Press Release
February 21, 2006

MASSIVE REFORESTATION OF DENUDED MOUNTAINS A MUST
TO PREVENT SOIL EROSION, LANDSLIDES -- PIMENTEL

Senate Minority Leader Aquilino Nene Q. Pimentel, Jr. (PDP-Laban) today urged the Department of Environment and Natural Resources to immediately draw up and implement a massive reforestation of the denuded forests of Southern Leyte and other provinces to arrest soil erosion that causes landslides and flooding in nearby communities during heavy rains.

Pimentel said that the indiscriminate cutting of hardwood trees in the mountains of Southern Leyte decades ago has made the earth in the area porous, weakening the capability to absorb water especially during typhoons.

He noted the admission of local government officials of the province that while the surrounding mountain areas in St. Bernard, Southern Leyte are verdant with coconut and banana trees, there are not enough to hold the heavy surge of rainfall, making them susceptible to landslides.

The location of St. Bernard along an earthfault has made the town doubly susceptible to catastrophic avalanche of rocks and mud, the lone senator from Mindanao said.

Pimentel also called on the Integrated Bar of the Philippines to take up the cudgels for the poor victims of the landslide and sue those whose acts contributed to the catastrophe.

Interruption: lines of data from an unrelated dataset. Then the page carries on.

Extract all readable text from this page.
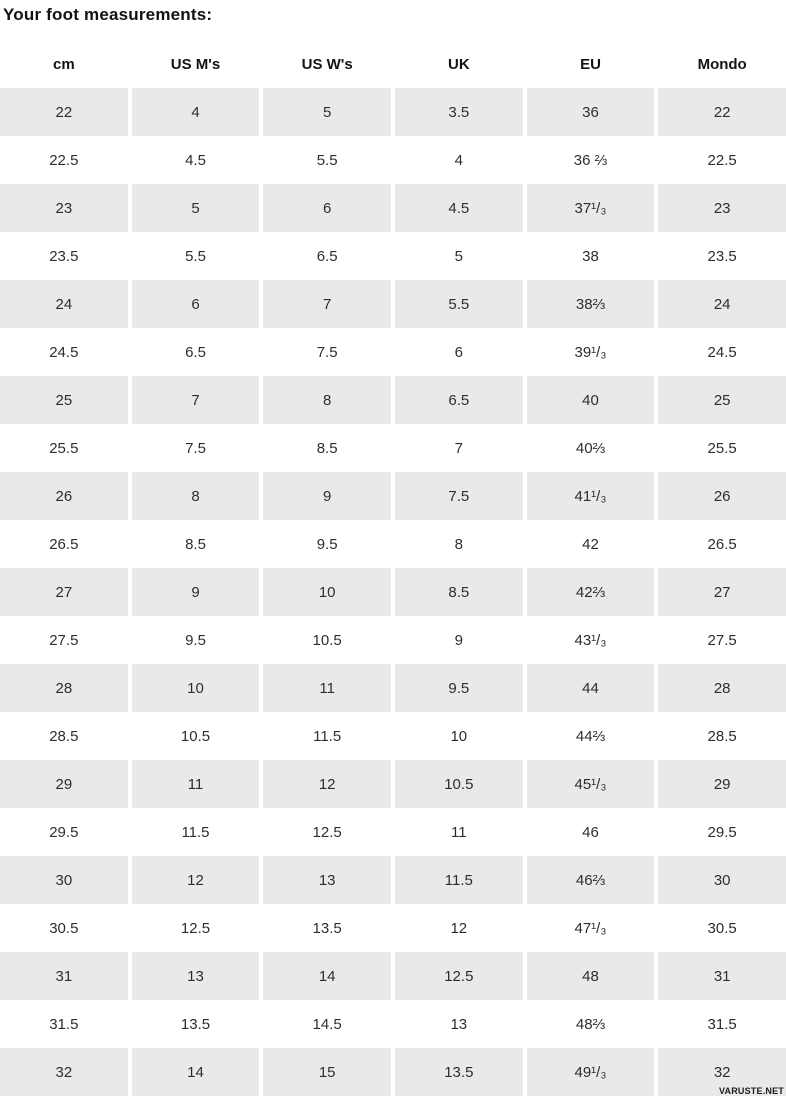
Your foot measurements:
cm	US M's	US W's	UK	EU	Mondo
22	4	5	3.5	36	22
22.5	4.5	5.5	4	36 ⅔	22.5
23	5	6	4.5	37¹/₃	23
23.5	5.5	6.5	5	38	23.5
24	6	7	5.5	38⅔	24
24.5	6.5	7.5	6	39¹/₃	24.5
25	7	8	6.5	40	25
25.5	7.5	8.5	7	40⅔	25.5
26	8	9	7.5	41¹/₃	26
26.5	8.5	9.5	8	42	26.5
27	9	10	8.5	42⅔	27
27.5	9.5	10.5	9	43¹/₃	27.5
28	10	11	9.5	44	28
28.5	10.5	11.5	10	44⅔	28.5
29	11	12	10.5	45¹/₃	29
29.5	11.5	12.5	11	46	29.5
30	12	13	11.5	46⅔	30
30.5	12.5	13.5	12	47¹/₃	30.5
31	13	14	12.5	48	31
31.5	13.5	14.5	13	48⅔	31.5
32	14	15	13.5	49¹/₃	32
VARUSTE.NET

He said the IBP should consider filing a class-suit against loggers, who denuded the area and the government officials who illegally made it possible.

Aside from the replanting of hardwood trees, Pimentel proposed to the DENR the extensive planting of vertiver, a vine-like tree whose huge roots crawl and sink several meters deep into the ground.

Pimentel said vertiver can absorb large amounts of water that will help hold the soil together when heavy rains fall.

Some countries are now experimenting on vertiver as a safeguard against erosion and landslides. And this plant is very versatile in the sense that it needs very little water to keep it alive, he said.

At the same time, Pimentel reiterated his proposal for a 25-year total ban on logging operations to bring back the countrys already inadequate forest cover to ideal level.

The continued degradation of the forests has caused the erosion of fragile topsoil, destroying rich agricultural lands and even fishing grounds. The siltation of riverbeds, irrigation canals and estuaries eventually follow. This destroys the marine ecosystem, when coral reefs are covered by silt caused by soil erosion. This ecological disaster would have been avoided had the forests been protected from unabated and indiscriminate logging, Pimentel said.

In batting for a total log ban, Pimentel cited a DENR report that only 15 provinces in the country have a forest cover of more than 50 percent of land areas.

These provinces are Aurora (78.80 percent), Quirino (76.30), Eastern Samar (65.84), Palawan (65.29), Nueva Vizcaya (64.82), Occidental Mindoro (61.80), Ifugao (61.49), Oriental Mindoro (60.74), Cagayan (58.34), Mountain Province (54.78), Bataan (54.59), Isabela (53.62), Rizal (53.54), Lanao del Sur (52.37) and Catanduanes (50.24).